Ser sóbrio não é uma escolha: é ordem do Altíssimo




Assim diz o Senhor:

“O fim de todas as coisas está próximo (קֵץ כָּל־הַדְּבָרִים – qets kol-had’varim);
portanto, sede sóbrios (νήφω – nēphō), e vigiai na oração (προσευχή – proseuchē).”
(1 Pedro 4:7)

A mente sóbria (נָכוֹן לֵב – nakhon lev, νοῦς σῶφρων – nous sōphron) não é adorno espiritual para dias tranquilos, mas escudo para dias de batalha. É lâmpada acesa na noite (נֵר – ner), é torre firme (מִגְדָּל עֹז – migdal oz) em meio à tempestade.

Quem tem mente sóbria não vive para vencer debates, mas para dobrar os joelhos (γονυπετέω – gonypeteō) no chão santo (אֲדָמָה קֹדֶשׁ – adamah qodesh), diante do Deus que vê em secreto.

O coração sóbrio (לֵב נָכוֹן – lev nakhon, καρδία νηφάλιος) é guarda que vigia à porta da alma, para que não entrem a embriaguez espiritual (μέθη – methē) nem a confusão dos tempos.
Não se alimenta de rumores (שְׁמוּעוֹת – shemuot), mas da Palavra viva (דָּבָר חַי – davar chai), que permanece para sempre.

Assim foi dito aos santos perseguidos:
“Não temais (אַל־תִּירָא – al tira), não vos entregueis ao pavor (פַּחַד – pachad) nem à ansiedade (דְּאָגָה – deagah). Fixai os olhos (נָשָׂא עֵינַיִם – nasa einayim) no Ungido (הַמָּשִׁיחַ – haMashiach), que reina (βασιλεύω – basileuō) sobre todas as coisas.”

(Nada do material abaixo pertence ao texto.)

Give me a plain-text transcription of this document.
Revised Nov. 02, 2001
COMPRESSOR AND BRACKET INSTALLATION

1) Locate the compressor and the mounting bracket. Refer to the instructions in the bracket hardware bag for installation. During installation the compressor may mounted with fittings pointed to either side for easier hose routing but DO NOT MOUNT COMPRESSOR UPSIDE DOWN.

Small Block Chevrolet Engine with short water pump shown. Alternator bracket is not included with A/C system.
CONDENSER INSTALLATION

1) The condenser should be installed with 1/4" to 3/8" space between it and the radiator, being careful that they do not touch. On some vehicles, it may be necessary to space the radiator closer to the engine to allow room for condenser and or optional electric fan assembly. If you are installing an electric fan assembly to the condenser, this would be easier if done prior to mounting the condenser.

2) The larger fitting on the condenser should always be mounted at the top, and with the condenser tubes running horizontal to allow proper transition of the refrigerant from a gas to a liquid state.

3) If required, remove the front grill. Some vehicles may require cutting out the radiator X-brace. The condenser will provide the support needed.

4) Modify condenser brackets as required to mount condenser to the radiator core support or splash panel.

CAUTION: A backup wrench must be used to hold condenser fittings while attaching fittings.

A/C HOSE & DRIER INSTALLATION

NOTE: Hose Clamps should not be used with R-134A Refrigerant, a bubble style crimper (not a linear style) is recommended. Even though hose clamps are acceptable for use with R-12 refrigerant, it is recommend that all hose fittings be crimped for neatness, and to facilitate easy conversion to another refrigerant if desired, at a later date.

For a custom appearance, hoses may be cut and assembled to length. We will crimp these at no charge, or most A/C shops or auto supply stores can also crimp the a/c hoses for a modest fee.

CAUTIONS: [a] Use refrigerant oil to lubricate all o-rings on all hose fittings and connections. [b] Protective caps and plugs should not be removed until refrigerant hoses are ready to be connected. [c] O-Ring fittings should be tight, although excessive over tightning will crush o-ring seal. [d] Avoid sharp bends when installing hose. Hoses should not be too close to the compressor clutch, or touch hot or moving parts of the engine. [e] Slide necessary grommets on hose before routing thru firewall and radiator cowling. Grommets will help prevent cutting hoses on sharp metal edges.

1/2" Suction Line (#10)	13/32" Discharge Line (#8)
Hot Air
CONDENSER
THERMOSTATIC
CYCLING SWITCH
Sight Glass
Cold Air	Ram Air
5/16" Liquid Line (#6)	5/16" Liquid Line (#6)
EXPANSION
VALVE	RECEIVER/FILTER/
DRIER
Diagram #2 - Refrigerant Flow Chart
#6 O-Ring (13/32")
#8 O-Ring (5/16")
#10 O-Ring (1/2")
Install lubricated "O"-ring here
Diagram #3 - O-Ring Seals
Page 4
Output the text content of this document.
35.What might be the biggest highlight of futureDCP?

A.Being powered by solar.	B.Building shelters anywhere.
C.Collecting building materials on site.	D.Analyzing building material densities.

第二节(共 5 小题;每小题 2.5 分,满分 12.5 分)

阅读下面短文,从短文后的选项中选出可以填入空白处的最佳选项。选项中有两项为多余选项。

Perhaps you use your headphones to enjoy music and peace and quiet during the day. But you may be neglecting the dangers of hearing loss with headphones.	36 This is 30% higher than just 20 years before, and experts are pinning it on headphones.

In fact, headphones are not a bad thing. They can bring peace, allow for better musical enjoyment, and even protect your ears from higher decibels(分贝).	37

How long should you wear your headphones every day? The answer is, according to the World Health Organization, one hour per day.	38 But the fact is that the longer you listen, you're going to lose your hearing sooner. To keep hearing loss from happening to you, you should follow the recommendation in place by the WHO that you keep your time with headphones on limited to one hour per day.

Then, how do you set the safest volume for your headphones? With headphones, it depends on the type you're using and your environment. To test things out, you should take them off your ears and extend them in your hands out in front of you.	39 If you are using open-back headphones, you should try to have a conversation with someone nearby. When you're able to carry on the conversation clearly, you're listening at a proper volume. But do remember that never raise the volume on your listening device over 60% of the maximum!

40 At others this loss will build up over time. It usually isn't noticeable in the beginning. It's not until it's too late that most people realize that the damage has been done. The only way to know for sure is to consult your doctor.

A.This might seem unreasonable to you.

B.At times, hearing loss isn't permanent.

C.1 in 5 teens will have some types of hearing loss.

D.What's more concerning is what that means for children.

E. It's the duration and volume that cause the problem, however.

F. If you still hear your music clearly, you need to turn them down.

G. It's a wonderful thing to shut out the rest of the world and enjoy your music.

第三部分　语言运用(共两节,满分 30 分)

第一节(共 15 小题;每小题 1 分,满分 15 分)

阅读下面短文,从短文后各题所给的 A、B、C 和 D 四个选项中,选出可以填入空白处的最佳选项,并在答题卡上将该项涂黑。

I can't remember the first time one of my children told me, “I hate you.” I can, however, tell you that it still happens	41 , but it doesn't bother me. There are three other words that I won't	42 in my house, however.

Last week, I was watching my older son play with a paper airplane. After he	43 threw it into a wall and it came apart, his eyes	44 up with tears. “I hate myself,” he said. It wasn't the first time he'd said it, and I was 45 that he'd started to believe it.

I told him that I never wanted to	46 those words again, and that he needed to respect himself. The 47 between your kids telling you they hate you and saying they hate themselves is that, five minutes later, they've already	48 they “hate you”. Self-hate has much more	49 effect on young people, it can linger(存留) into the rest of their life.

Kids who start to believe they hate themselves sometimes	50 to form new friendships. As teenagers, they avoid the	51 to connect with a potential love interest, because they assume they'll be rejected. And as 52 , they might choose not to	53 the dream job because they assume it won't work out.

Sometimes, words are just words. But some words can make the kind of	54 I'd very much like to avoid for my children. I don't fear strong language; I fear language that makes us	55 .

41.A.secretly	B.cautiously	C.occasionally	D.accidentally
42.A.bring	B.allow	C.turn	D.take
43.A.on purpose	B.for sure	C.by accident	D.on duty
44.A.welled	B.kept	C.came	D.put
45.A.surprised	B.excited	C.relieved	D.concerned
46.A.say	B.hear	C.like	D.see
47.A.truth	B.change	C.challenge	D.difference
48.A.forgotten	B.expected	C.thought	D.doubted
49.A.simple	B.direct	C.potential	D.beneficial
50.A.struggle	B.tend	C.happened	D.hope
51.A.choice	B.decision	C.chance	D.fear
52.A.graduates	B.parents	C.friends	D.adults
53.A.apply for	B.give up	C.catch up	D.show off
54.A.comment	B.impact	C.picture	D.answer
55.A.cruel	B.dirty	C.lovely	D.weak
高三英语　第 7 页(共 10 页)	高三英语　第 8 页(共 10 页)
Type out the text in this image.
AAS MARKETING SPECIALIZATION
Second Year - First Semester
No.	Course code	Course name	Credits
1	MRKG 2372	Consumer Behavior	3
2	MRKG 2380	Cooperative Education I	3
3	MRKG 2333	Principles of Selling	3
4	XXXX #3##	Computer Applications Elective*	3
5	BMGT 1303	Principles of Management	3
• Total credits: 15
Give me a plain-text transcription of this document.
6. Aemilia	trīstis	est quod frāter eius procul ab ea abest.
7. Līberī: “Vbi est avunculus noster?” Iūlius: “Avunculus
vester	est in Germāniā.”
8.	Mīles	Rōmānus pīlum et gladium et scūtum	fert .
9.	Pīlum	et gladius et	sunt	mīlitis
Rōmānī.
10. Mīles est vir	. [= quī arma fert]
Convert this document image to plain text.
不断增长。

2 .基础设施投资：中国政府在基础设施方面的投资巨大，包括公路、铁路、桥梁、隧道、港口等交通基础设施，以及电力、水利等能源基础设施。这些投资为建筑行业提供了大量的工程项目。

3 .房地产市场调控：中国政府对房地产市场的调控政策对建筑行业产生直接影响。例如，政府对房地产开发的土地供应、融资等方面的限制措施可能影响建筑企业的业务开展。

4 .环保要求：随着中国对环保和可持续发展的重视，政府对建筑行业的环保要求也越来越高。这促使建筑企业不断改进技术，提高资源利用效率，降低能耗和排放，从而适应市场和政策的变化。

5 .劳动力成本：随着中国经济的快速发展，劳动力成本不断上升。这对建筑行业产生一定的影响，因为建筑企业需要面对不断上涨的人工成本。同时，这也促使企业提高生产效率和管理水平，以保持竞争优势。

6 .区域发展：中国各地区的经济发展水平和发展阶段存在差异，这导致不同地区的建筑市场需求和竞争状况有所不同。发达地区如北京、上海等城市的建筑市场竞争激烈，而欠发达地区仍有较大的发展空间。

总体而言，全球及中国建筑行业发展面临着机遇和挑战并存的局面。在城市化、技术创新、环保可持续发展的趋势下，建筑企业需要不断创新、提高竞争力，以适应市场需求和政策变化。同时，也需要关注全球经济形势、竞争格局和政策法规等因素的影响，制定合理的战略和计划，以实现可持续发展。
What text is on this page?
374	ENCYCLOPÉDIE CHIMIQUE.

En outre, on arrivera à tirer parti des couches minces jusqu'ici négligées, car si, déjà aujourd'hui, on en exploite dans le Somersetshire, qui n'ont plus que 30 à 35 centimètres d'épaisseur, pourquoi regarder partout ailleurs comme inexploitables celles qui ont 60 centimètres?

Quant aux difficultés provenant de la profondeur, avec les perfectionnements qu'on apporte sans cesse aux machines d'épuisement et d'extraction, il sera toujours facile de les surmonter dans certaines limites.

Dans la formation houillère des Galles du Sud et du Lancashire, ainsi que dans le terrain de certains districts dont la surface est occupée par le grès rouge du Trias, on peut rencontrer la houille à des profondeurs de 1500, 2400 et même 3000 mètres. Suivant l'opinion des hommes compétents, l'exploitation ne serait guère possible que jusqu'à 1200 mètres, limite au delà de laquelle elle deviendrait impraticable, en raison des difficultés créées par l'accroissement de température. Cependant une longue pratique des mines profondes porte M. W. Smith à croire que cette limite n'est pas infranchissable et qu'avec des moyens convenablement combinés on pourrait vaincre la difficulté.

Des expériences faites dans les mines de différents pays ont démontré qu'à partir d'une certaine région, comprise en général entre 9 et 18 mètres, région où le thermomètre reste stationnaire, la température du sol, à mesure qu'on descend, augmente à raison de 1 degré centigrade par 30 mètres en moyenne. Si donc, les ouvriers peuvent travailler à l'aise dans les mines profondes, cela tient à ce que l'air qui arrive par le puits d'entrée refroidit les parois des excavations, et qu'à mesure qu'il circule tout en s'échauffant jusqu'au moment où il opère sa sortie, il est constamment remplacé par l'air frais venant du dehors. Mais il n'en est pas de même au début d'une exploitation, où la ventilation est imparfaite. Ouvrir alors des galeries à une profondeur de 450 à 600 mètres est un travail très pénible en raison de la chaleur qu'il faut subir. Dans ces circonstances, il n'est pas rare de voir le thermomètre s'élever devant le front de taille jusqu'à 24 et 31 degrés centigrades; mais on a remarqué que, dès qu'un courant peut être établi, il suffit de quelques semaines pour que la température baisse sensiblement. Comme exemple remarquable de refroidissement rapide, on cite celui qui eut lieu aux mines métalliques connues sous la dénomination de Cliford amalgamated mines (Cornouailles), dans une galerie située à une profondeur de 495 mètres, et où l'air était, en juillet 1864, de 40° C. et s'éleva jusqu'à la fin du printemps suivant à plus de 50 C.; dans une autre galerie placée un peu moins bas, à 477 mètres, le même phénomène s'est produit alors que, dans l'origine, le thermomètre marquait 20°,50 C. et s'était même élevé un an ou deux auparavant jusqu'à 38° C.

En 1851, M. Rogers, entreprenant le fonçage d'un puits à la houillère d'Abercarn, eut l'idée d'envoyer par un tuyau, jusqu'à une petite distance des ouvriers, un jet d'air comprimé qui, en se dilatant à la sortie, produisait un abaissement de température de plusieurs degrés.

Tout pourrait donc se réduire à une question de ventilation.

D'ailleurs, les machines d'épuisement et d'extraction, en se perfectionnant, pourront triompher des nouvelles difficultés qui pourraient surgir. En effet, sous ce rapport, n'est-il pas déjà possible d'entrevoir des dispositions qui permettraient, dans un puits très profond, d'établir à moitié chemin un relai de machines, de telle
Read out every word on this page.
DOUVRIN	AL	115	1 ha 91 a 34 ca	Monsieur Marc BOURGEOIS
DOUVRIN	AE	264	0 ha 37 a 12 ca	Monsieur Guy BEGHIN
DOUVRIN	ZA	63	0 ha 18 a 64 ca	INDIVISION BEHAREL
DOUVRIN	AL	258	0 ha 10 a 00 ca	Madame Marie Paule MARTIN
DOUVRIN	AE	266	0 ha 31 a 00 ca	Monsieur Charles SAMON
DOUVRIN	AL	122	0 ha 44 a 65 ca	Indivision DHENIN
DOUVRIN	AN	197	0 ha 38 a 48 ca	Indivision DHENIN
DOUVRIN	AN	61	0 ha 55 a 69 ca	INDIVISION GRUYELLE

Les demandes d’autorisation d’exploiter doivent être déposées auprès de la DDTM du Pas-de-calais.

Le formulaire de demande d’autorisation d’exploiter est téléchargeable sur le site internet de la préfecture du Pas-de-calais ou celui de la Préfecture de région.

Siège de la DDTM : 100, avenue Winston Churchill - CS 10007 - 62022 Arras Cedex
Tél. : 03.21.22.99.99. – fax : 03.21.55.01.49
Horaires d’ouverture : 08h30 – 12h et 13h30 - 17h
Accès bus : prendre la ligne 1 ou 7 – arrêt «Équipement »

Viver no tempo do fim (הָאַחֲרִית – ha’acharit, καιρός ἐσχάτων) não é viver em pânico, mas em vigilância (שָׁקַד – shaqad), como o sentinela que espera o amanhecer. É saber que o Cristo vitorioso (נִצָּחוֹן – nitsachon, νικητής Χριστός) já venceu o mundo.

E para quê serve essa sobriedade? Para oração sóbria — não para discussões vãs (הֶבֶל – hevel, ματαιότης – mataiotēs), mas para súplica (תְּחִנָּה – techinnah) diante do Trono (כִּסֵּא – kisse, θρόνος – thronos).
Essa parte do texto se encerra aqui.